En parallèle, l'avenant au contrat de DSP financera également d'autres investissements : à commencer par la construction d'une nouvelle chaufferie bois-énergie à Vaulx-en-Velin, permettant d'ajouter 180 GWh supplémentaires aux réseaux - sachant que la filière bois (consistant entre autres à brûler des chutes) reste prépondérante dans l'alimentation des chauffages collectifs.
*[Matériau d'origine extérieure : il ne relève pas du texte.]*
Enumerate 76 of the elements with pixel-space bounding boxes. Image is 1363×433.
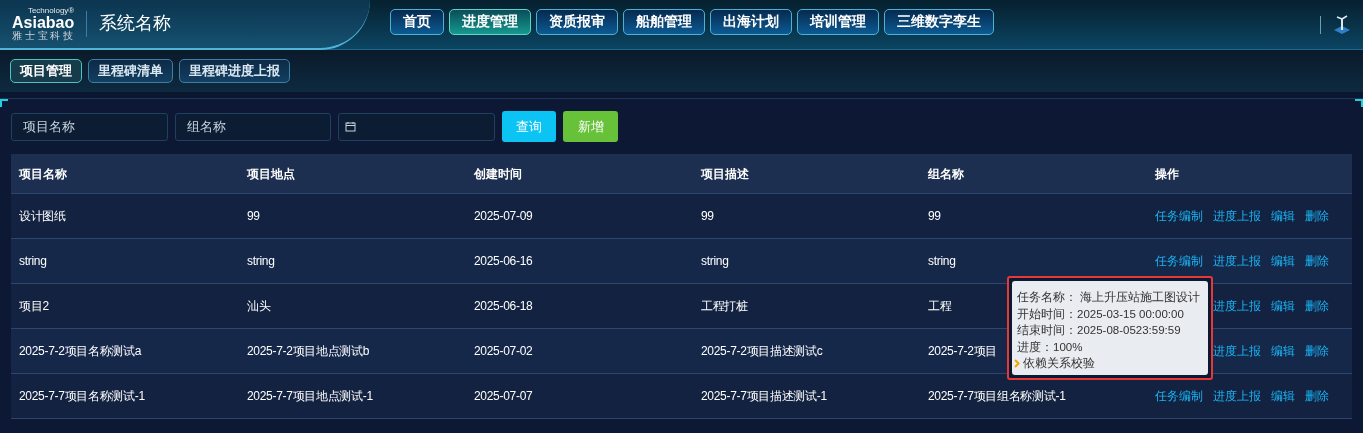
table-cell-text: 99: [247, 208, 260, 225]
table-cell-text: 2025-07-07: [474, 388, 533, 405]
table-cell-text: 2025-7-7项目地点测试-1: [247, 388, 373, 405]
table-cell-text: 2025-06-18: [474, 298, 533, 315]
sub-tab[interactable]: 里程碑清单: [88, 59, 173, 83]
column-header: 项目描述: [700, 165, 750, 183]
system-name: 系统名称: [99, 12, 172, 35]
action-link[interactable]: 进度上报: [1213, 342, 1261, 360]
action-link[interactable]: 编辑: [1271, 207, 1295, 225]
nav-tab[interactable]: 船舶管理: [623, 8, 705, 35]
calendar-icon: [345, 121, 356, 132]
column-header: 项目地点: [246, 165, 296, 183]
column-header: 操作: [1154, 165, 1180, 183]
table-cell-text: string: [928, 253, 956, 270]
table-cell-text: 2025-7-2项目: [928, 343, 998, 360]
nav-tab[interactable]: 三维数字孪生: [884, 8, 994, 35]
turbine-icon[interactable]: [1333, 14, 1351, 35]
table-cell-text: string: [247, 253, 275, 270]
logo-tagline: Technology®: [27, 6, 75, 15]
action-link[interactable]: 编辑: [1271, 342, 1295, 360]
corner-mark-icon: [1355, 99, 1363, 107]
column-header: 创建时间: [473, 165, 523, 183]
action-link[interactable]: 删除: [1305, 342, 1329, 360]
table-cell-text: 2025-7-7项目名称测试-1: [19, 388, 145, 405]
nav-tab[interactable]: 培训管理: [797, 8, 879, 35]
action-link[interactable]: 进度上报: [1213, 387, 1261, 405]
action-link[interactable]: 删除: [1305, 252, 1329, 270]
sub-tab[interactable]: 里程碑进度上报: [179, 59, 290, 83]
action-link[interactable]: 删除: [1305, 207, 1329, 225]
logo-brand: Asiabao: [12, 14, 75, 31]
table-cell-text: 2025-06-16: [474, 253, 533, 270]
tooltip-line: 开始时间：2025-03-15 00:00:00: [1017, 306, 1185, 322]
dependency-check-link[interactable]: 依赖关系校验: [1023, 355, 1095, 372]
action-link[interactable]: 删除: [1305, 297, 1329, 315]
nav-tab[interactable]: 进度管理: [449, 8, 531, 35]
chevron-icon: [1014, 358, 1020, 368]
action-link[interactable]: 任务编制: [1155, 252, 1203, 270]
table-cell-text: 工程打桩: [701, 298, 748, 315]
corner-mark-icon: [0, 99, 8, 107]
table-cell-text: 99: [701, 208, 714, 225]
nav-tab[interactable]: 首页: [390, 8, 444, 35]
tooltip-line: 结束时间：2025-08-0523:59:59: [1017, 323, 1182, 338]
table-cell-text: 2025-7-7项目描述测试-1: [701, 388, 827, 405]
table-cell-text: 2025-7-7项目组名称测试-1: [928, 388, 1066, 405]
action-link[interactable]: 任务编制: [1155, 207, 1203, 225]
table-cell-text: 2025-7-2项目描述测试c: [701, 343, 823, 360]
action-link[interactable]: 编辑: [1271, 252, 1295, 270]
logo-subtitle: 雅 士 宝 科 技: [12, 30, 74, 41]
column-header: 组名称: [927, 165, 965, 183]
table-cell-text: 2025-07-02: [474, 343, 533, 360]
tooltip-line: 任务名称： 海上升压站施工图设计: [1017, 290, 1202, 305]
action-link[interactable]: 进度上报: [1213, 297, 1261, 315]
action-link[interactable]: 编辑: [1271, 297, 1295, 315]
table-cell-text: 项目2: [19, 298, 49, 315]
sub-tab[interactable]: 项目管理: [10, 59, 82, 83]
action-link[interactable]: 进度上报: [1213, 207, 1261, 225]
action-link[interactable]: 编辑: [1271, 387, 1295, 405]
table-cell-text: string: [19, 253, 47, 270]
nav-tab[interactable]: 资质报审: [536, 8, 618, 35]
date-field[interactable]: [338, 112, 495, 141]
table-cell-text: 2025-7-2项目名称测试a: [19, 343, 142, 360]
column-header: 项目名称: [18, 165, 68, 183]
nav-tab[interactable]: 出海计划: [710, 8, 792, 35]
table-cell-text: 2025-07-09: [474, 208, 533, 225]
project-name-field[interactable]: 项目名称: [11, 112, 168, 141]
table-cell-text: 99: [928, 208, 941, 225]
action-link[interactable]: 任务编制: [1155, 387, 1203, 405]
table-cell-text: 2025-7-2项目地点测试b: [247, 343, 370, 360]
tooltip-line: 进度：100%: [1017, 339, 1084, 355]
group-name-field[interactable]: 组名称: [175, 112, 331, 141]
action-link[interactable]: 删除: [1305, 387, 1329, 405]
table-cell-text: 工程: [928, 298, 952, 315]
table-cell-text: 汕头: [247, 298, 271, 315]
table-cell-text: 设计图纸: [19, 208, 66, 225]
action-link[interactable]: 进度上报: [1213, 252, 1261, 270]
table-cell-text: string: [701, 253, 729, 270]
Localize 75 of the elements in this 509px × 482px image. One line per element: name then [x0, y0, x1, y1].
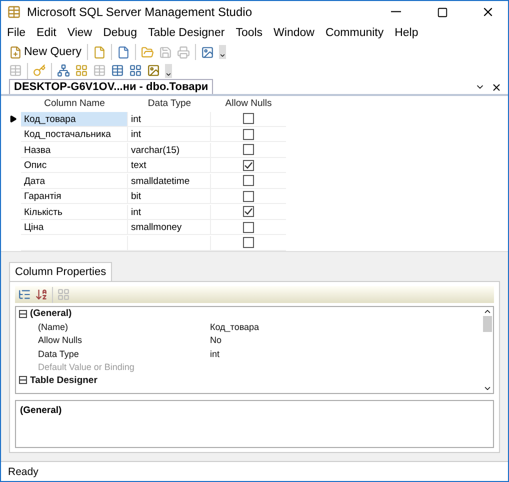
table-cell[interactable]: Ціна — [21, 220, 128, 236]
scroll-thumb[interactable] — [482, 316, 492, 332]
checkbox[interactable] — [243, 222, 254, 233]
chevron-down-icon — [165, 70, 172, 78]
checkbox[interactable] — [243, 128, 254, 140]
categorized-icon[interactable] — [18, 288, 31, 302]
category-label: (General) — [30, 308, 73, 320]
table-cell[interactable]: smalldatetime — [128, 174, 211, 189]
menu-item[interactable]: Tools — [236, 26, 263, 39]
maximize-icon — [436, 6, 448, 18]
close-icon[interactable] — [491, 82, 502, 93]
checkbox[interactable] — [243, 175, 254, 186]
properties-tab[interactable]: Column Properties — [9, 262, 112, 282]
table-cell[interactable]: text — [128, 158, 211, 174]
menu-item[interactable]: Window — [274, 26, 314, 39]
column-header: Allow Nulls — [224, 98, 273, 110]
table-cell[interactable]: Гарантія — [21, 189, 128, 204]
table-cell[interactable]: int — [128, 127, 211, 142]
menu-item[interactable]: Table Designer — [148, 26, 225, 39]
checkbox[interactable] — [243, 160, 254, 171]
window-title: Microsoft SQL Server Management Studio — [27, 5, 253, 19]
table-cell[interactable]: int — [128, 112, 211, 127]
image-icon[interactable] — [200, 46, 214, 59]
overflow-button[interactable] — [165, 64, 172, 78]
property-name[interactable]: (Name) — [30, 322, 210, 332]
property-value[interactable]: Код_товара — [210, 322, 481, 332]
table-cell[interactable]: Кількість — [21, 204, 128, 220]
minimize-icon — [391, 11, 401, 13]
table-cell[interactable]: Код_товара — [21, 112, 128, 127]
menu-item[interactable]: View — [67, 26, 92, 39]
menu-item[interactable]: Debug — [103, 26, 137, 39]
new-query-button[interactable]: New Query — [9, 46, 82, 59]
table-cell[interactable]: Код_постачальника — [21, 127, 128, 142]
column-header: Data Type — [146, 98, 192, 110]
sort-az-icon[interactable] — [35, 288, 48, 302]
document-tab[interactable]: DESKTOP-G6V1OV...ни - dbo.Товари — [9, 79, 214, 94]
empty-cell[interactable] — [128, 236, 211, 251]
checkbox[interactable] — [243, 113, 254, 124]
menu-item[interactable]: Edit — [36, 26, 56, 39]
chevron-down-icon — [218, 52, 226, 60]
table-icon — [7, 5, 21, 19]
table-cell[interactable]: smallmoney — [128, 220, 211, 236]
checkbox[interactable] — [243, 190, 254, 202]
table-cell[interactable]: varchar(15) — [128, 142, 211, 158]
empty-cell[interactable] — [21, 236, 128, 251]
property-name[interactable]: Data Type — [30, 348, 210, 359]
menu-item[interactable]: File — [7, 26, 26, 39]
description-title: (General) — [20, 405, 62, 416]
property-value[interactable]: No — [210, 335, 481, 346]
checkbox[interactable] — [243, 237, 254, 248]
menu-item[interactable]: Help — [394, 26, 418, 39]
menu-item[interactable]: Community — [325, 26, 384, 39]
image-icon[interactable] — [147, 64, 160, 78]
row-indicator-icon — [9, 115, 17, 124]
table-icon[interactable] — [111, 64, 124, 78]
table-cell[interactable]: Опис — [21, 158, 128, 174]
property-value[interactable]: int — [210, 348, 481, 359]
overflow-button[interactable] — [218, 45, 226, 60]
document-icon[interactable] — [116, 46, 130, 59]
table-cell[interactable]: int — [128, 204, 211, 220]
grid-icon[interactable] — [129, 64, 142, 78]
checkbox[interactable] — [243, 144, 254, 156]
collapse-icon[interactable] — [19, 310, 27, 318]
network-icon[interactable] — [57, 64, 70, 78]
property-name[interactable]: Allow Nulls — [30, 335, 210, 346]
column-header: Column Name — [43, 98, 106, 110]
table-cell[interactable]: bit — [128, 189, 211, 204]
checkbox[interactable] — [243, 206, 254, 218]
new-file-icon — [9, 46, 22, 59]
table-cell[interactable]: Дата — [21, 174, 128, 189]
collapse-icon[interactable] — [19, 376, 27, 384]
table-cell[interactable]: Назва — [21, 142, 128, 158]
category-label: Table Designer — [30, 374, 98, 386]
close-icon — [481, 5, 495, 19]
status-text: Ready — [8, 466, 38, 478]
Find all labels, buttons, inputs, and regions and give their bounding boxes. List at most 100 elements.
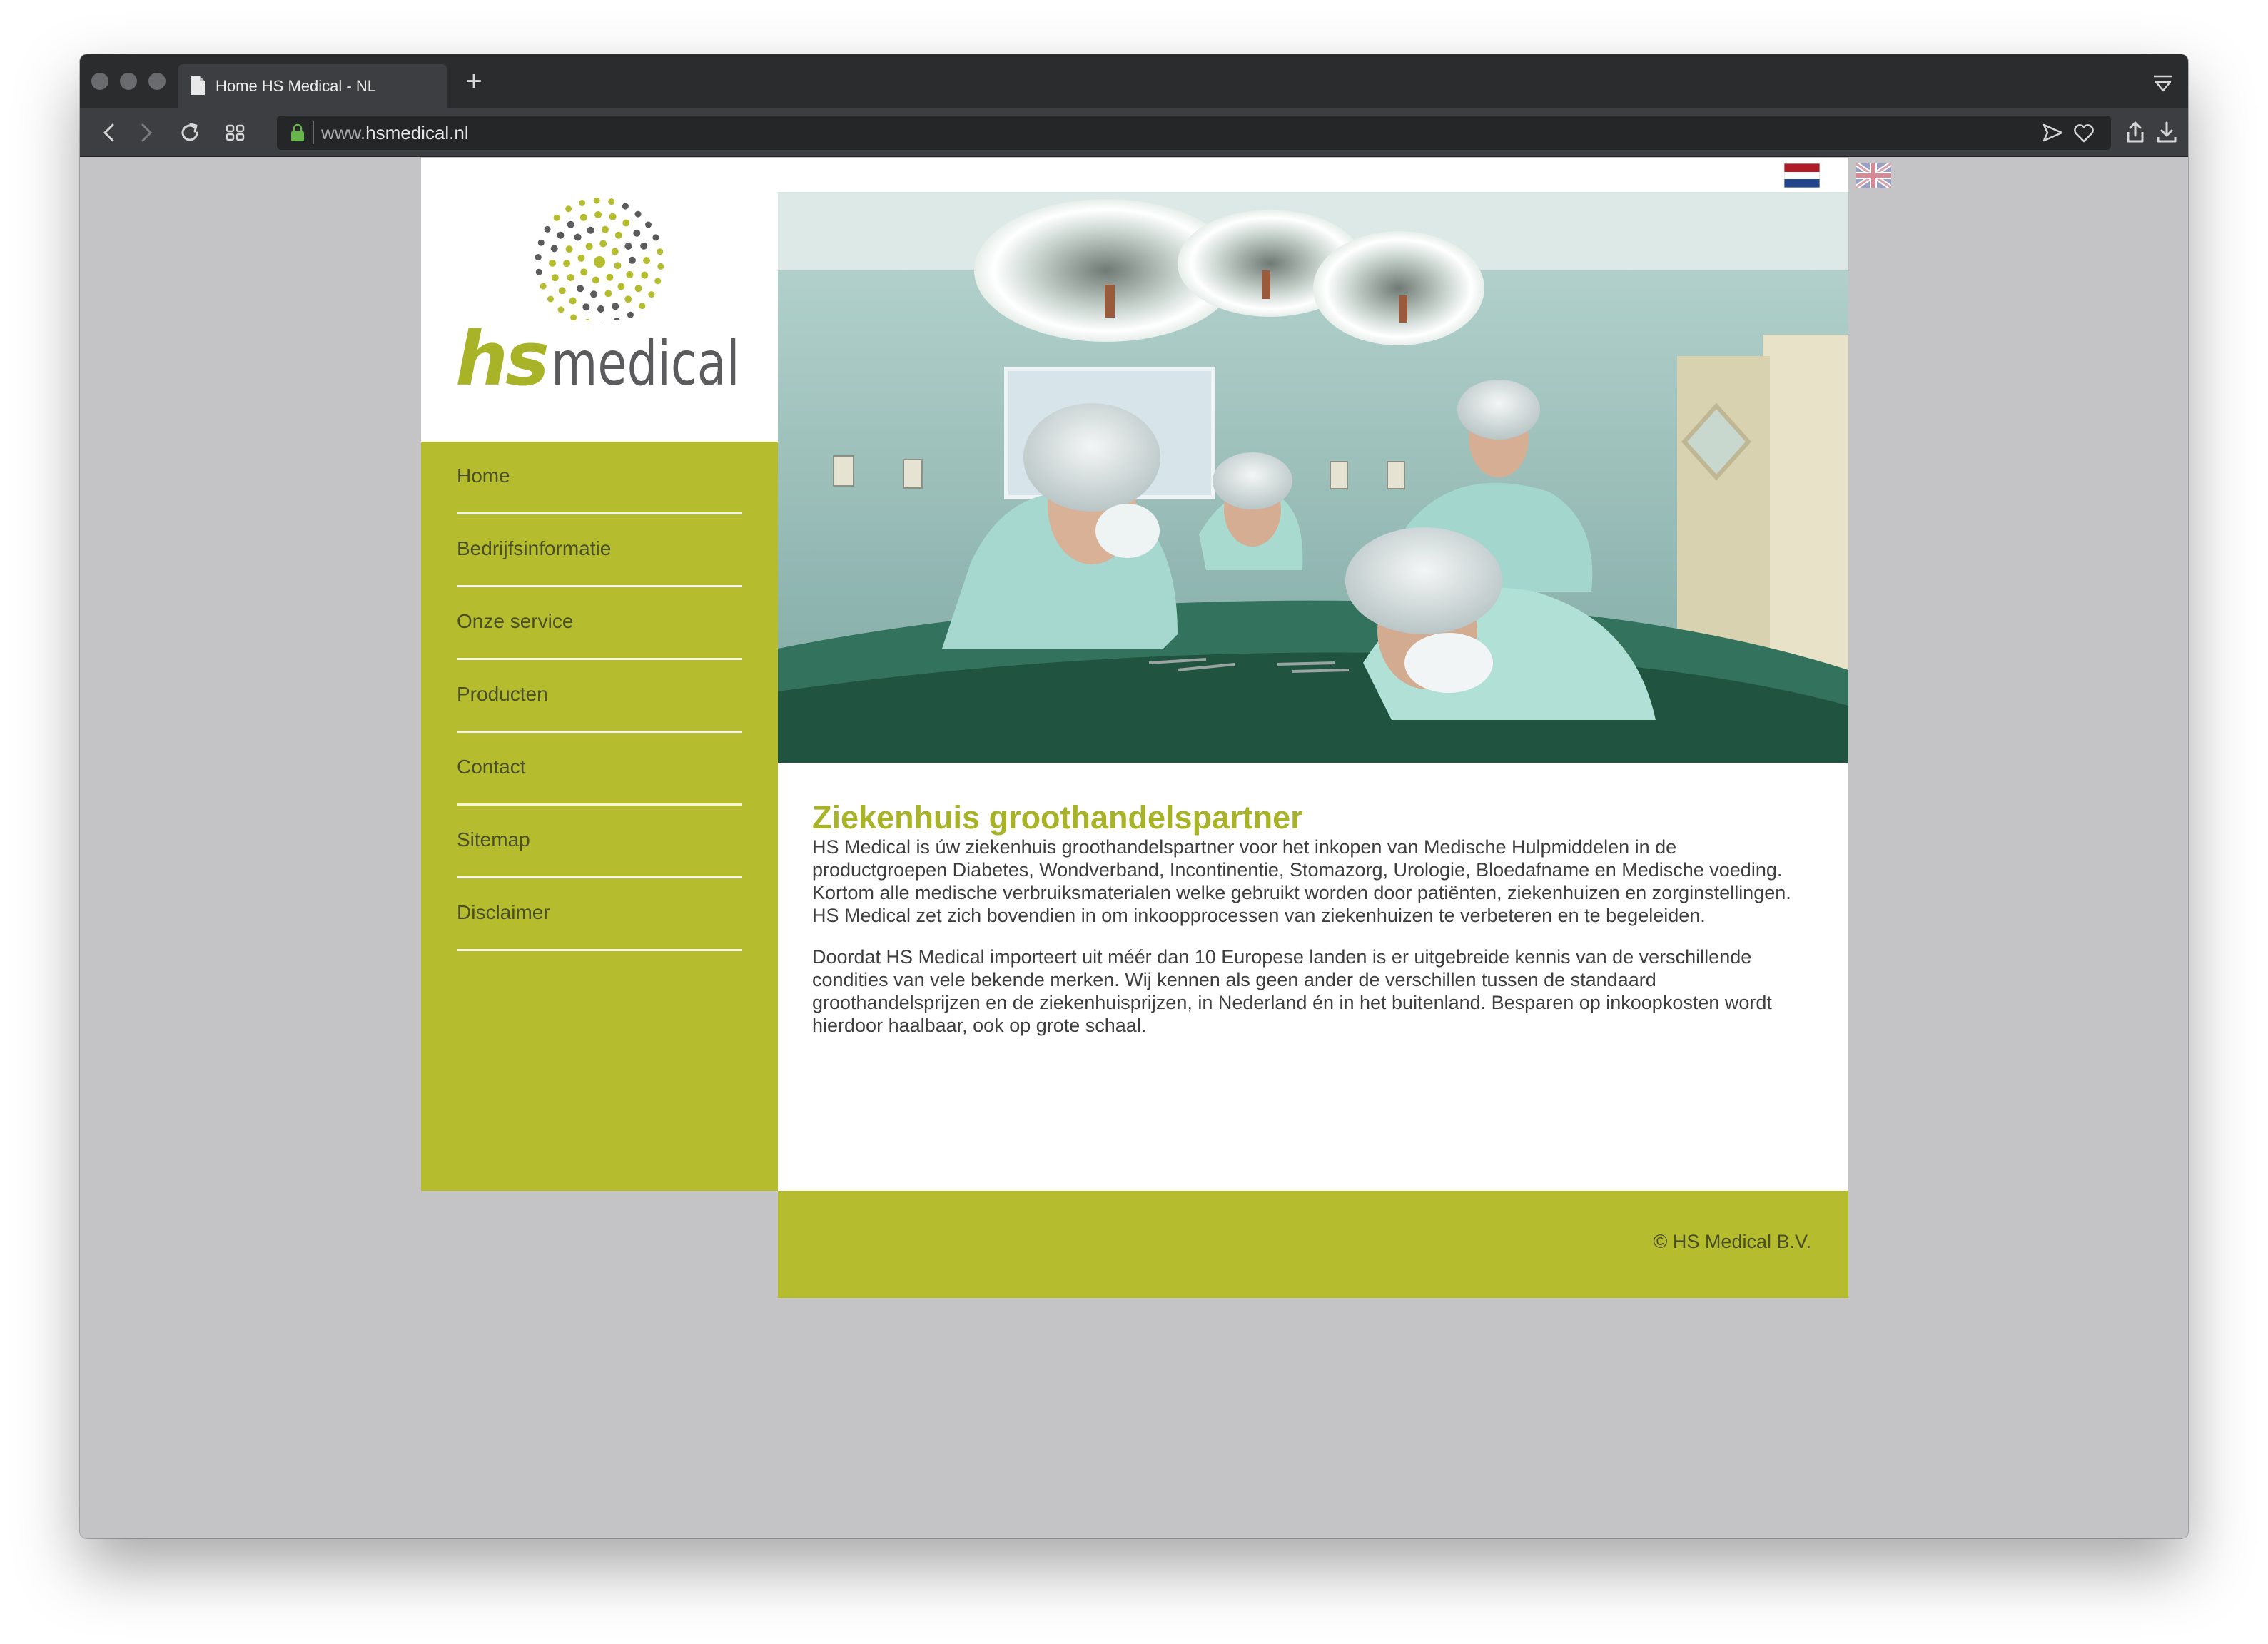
footer: © HS Medical B.V. xyxy=(778,1191,1848,1298)
logo-dot xyxy=(602,225,609,233)
tab-title: Home HS Medical - NL xyxy=(216,77,376,95)
sidebar-nav: Home Bedrijfsinformatie Onze service Pro… xyxy=(421,442,778,1191)
logo-dot xyxy=(557,231,565,239)
logo-dot xyxy=(624,295,632,303)
logo-dot xyxy=(593,197,600,204)
page-heading: Ziekenhuis groothandelspartner xyxy=(812,799,1303,836)
logo-dot xyxy=(609,213,617,220)
nav-item-producten[interactable]: Producten xyxy=(457,660,742,733)
logo-dot xyxy=(550,245,558,253)
logo-dot xyxy=(540,283,547,290)
logo-dot xyxy=(547,295,554,303)
logo-dot xyxy=(535,254,542,261)
logo-text-hs: hs xyxy=(455,315,550,402)
nav-item-contact[interactable]: Contact xyxy=(457,733,742,806)
logo-dot xyxy=(614,231,622,239)
logo-dot xyxy=(567,274,574,281)
logo-dot xyxy=(624,243,632,250)
logo-dot xyxy=(639,303,646,310)
logo-dot xyxy=(633,229,641,237)
logo-dot xyxy=(657,248,664,255)
logo[interactable]: hs medical xyxy=(421,192,778,442)
logo-dot xyxy=(622,219,630,227)
logo-dot xyxy=(626,270,634,278)
logo-dot xyxy=(597,305,604,313)
logo-dot xyxy=(612,303,619,310)
tab-list-icon[interactable] xyxy=(2152,74,2174,93)
logo-dot xyxy=(577,285,584,293)
logo-dot xyxy=(551,274,559,282)
language-bar xyxy=(421,158,1891,192)
logo-dot xyxy=(599,240,607,248)
browser-tab[interactable]: Home HS Medical - NL xyxy=(178,64,447,108)
reload-icon[interactable] xyxy=(177,120,203,146)
speed-dial-icon[interactable] xyxy=(223,120,248,146)
logo-dot xyxy=(558,287,566,295)
download-icon[interactable] xyxy=(2154,120,2180,146)
maximize-window-button[interactable] xyxy=(148,73,166,90)
logo-dot xyxy=(574,233,582,241)
logo-dot xyxy=(549,259,556,267)
browser-window: Home HS Medical - NL + www. hsmedical.nl… xyxy=(80,54,2188,1538)
share-icon[interactable] xyxy=(2122,120,2148,146)
logo-dot xyxy=(648,291,655,298)
back-icon[interactable] xyxy=(97,120,123,146)
logo-dot xyxy=(604,290,612,298)
logo-dot xyxy=(594,256,605,268)
nav-item-disclaimer[interactable]: Disclaimer xyxy=(457,878,742,951)
hero-image xyxy=(778,192,1848,763)
logo-text-medical: medical xyxy=(550,328,740,400)
nav-item-onze-service[interactable]: Onze service xyxy=(457,587,742,660)
logo-dot xyxy=(608,198,615,206)
logo-dot xyxy=(569,297,577,305)
logo-dot xyxy=(544,225,551,233)
logo-dot xyxy=(585,243,593,250)
close-window-button[interactable] xyxy=(91,73,108,90)
logo-dot xyxy=(535,268,542,275)
nav-item-sitemap[interactable]: Sitemap xyxy=(457,806,742,878)
logo-dot xyxy=(565,245,573,253)
nav-item-home[interactable]: Home xyxy=(457,442,742,514)
tab-bar: Home HS Medical - NL + xyxy=(80,54,2188,108)
minimize-window-button[interactable] xyxy=(120,73,137,90)
import-paragraph: Doordat HS Medical importeert uit méér d… xyxy=(812,946,1772,1036)
logo-dot xyxy=(645,221,652,228)
logo-dot xyxy=(641,271,649,279)
address-bar[interactable]: www. hsmedical.nl xyxy=(277,116,2111,150)
logo-dot xyxy=(590,290,597,298)
logo-dot xyxy=(652,234,659,241)
operating-room-photo xyxy=(778,192,1848,763)
logo-dot xyxy=(606,273,614,281)
logo-dot xyxy=(537,239,545,246)
logo-dot xyxy=(592,276,599,284)
logo-dot xyxy=(634,210,642,218)
english-flag-icon[interactable] xyxy=(1856,163,1891,188)
logo-dot xyxy=(640,242,648,250)
logo-dot xyxy=(634,285,642,293)
logo-dot xyxy=(567,220,574,228)
nav-item-bedrijfsinformatie[interactable]: Bedrijfsinformatie xyxy=(457,514,742,587)
forward-icon[interactable] xyxy=(133,120,158,146)
logo-dot xyxy=(577,254,585,262)
copyright-text: © HS Medical B.V. xyxy=(1653,1231,1811,1252)
main-content: Ziekenhuis groothandelspartner HS Medica… xyxy=(778,763,1848,1191)
new-tab-button[interactable]: + xyxy=(457,64,491,98)
dutch-flag-icon[interactable] xyxy=(1784,163,1820,188)
lock-icon xyxy=(291,123,304,141)
logo-dot xyxy=(643,257,650,265)
send-icon[interactable] xyxy=(2041,121,2064,144)
logo-dot xyxy=(557,306,565,313)
logo-dot xyxy=(654,278,662,285)
logo-dot xyxy=(579,200,586,206)
logo-dot xyxy=(579,213,587,221)
logo-wordmark: hs medical xyxy=(455,318,755,396)
logo-dot xyxy=(594,211,602,218)
address-separator xyxy=(313,121,314,144)
bookmark-heart-icon[interactable] xyxy=(2072,121,2095,144)
toolbar: www. hsmedical.nl xyxy=(80,108,2188,157)
page-viewport: hs medical Home Bedrijfsinformatie Onze … xyxy=(80,158,2188,1538)
logo-dot xyxy=(580,268,588,276)
logo-dot xyxy=(553,214,560,221)
url-domain: hsmedical.nl xyxy=(365,121,469,143)
url-prefix: www. xyxy=(321,121,366,143)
Mais aussi l'extension du réseau collectif de Saint-Priest, à raison de 8.000 équivalents logements supplémentaires en 2027.

Autant de projets qui devront aussi s'accompagner de nouveaux raccordements, envisageables pour des logements neufs, mais plus difficilement pour des bâtiments existants, non équipés de tuyauteries collectives.

D'autant que, comme le soulignait Bruno Bernard, président de la Métropole de Lyon, dans notre grand entretien consacré à la crise du logement et aux enjeux de l'immobilier : « L'impact du ZAN sera faible, pour ne pas dire nul, à l'échelle de la métropole (...) Nous savons déjà que notre trajectoire de consommation des sols sera inférieure à celle du ZAN ».

Autrement dit : il faudra aussi faire, à l'avenir, avec le parc de logements existants. Des enjeux de rénovation qui ne trouvent pas encore toutes les réponses nécessaires en matière de financement, dans un contexte de crise des secteurdu BTP et de l'immobilier.